Hasler Vane Gear Worm Line

SPLICING THE WORM LINES V3J July 1969

1. Adjust the worm line for length, tying a knot so that there is at least 5" (127.00mm) of spare cord either side of the knot. Before cutting off spare worm line check that you still have 1 1/2 turns of it on the worm sheave, observing that it is possible for these turns to drop off when the line is slack. This must be done with the cord rove through the worm line block and any guides, but not necessarily through the latch gear, since this can be rove on the bite of the worm line.

Use Viking brand No.8 plaited Terylene, as supplied. Take the thin piece of Stainless steel wire provided and bend it double.

2. Carefully untie the knot in the worm line and make a mark 'x' on both cords showing where they should be brought together. Cut off each end of line 5" (127.00mm) beyond these points.

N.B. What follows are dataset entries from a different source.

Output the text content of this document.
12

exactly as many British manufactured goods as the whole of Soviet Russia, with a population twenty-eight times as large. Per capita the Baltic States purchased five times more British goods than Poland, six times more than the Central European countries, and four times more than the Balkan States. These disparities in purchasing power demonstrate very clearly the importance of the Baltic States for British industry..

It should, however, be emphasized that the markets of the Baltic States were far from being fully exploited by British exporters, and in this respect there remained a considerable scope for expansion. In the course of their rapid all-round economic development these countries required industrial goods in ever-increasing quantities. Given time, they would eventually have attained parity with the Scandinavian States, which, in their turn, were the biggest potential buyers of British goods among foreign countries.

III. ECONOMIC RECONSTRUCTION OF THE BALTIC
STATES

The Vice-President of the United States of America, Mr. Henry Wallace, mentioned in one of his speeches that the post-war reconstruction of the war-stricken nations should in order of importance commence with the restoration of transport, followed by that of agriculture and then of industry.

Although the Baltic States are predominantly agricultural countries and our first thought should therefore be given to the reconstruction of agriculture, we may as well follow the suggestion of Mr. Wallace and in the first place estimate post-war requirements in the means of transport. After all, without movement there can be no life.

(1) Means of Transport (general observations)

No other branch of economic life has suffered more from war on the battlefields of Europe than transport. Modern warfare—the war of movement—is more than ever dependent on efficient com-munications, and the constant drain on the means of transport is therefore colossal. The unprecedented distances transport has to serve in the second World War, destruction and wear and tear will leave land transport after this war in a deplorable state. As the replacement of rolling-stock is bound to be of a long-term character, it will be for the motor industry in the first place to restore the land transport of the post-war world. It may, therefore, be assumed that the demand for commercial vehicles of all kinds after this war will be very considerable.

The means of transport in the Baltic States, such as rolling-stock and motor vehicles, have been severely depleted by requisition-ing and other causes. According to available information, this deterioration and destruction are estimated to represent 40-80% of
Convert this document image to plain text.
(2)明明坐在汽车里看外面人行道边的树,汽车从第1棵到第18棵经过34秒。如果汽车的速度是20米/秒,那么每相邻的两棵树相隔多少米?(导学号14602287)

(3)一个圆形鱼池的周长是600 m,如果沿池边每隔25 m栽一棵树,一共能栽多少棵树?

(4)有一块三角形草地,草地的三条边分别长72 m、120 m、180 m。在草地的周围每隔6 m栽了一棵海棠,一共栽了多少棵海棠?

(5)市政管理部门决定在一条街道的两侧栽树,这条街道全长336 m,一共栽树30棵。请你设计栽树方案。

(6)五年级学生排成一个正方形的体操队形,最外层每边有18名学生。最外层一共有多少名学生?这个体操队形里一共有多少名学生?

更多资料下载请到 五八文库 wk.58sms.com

Release tension on the shock cord.

3. Insert the bight (the loop) of wire into cord 'z' (it will enter the plaited threads easily) at a point about 1 1/2" from 'x' and bring it out again at 'x'. Thread the end 'y' into the bight of wire and draw the bight out of the way it went in, pulling 'y' with it. I.e. the two ends of the wire never enter the cord.

4. Draw end 'y' through cord 'z' until the two points 'x' are about 1/2" apart.

5. Insert the bight into cord 'y' at a point about 1 1/2" from 'x' and bring it out at 'x'. Thread end 'z' into the bight and draw it through cord 'y'.

6. Pull ends 'y' and 'z' simultaneously so that the two points 'x' come together.

7. Using the bite of wire thread each end in turn back into the other cord about 1/8" beyond its exit hole, then out again after 1 1/2". Repeat once more.

8. Pull both ends so that all the loops are drawn flat. Then work the splice to and fro through the latch gear for a minute or two, to let it settle down. Then snip off the short protruding ends. The residual ends will in due course disappear into the middle of the cord.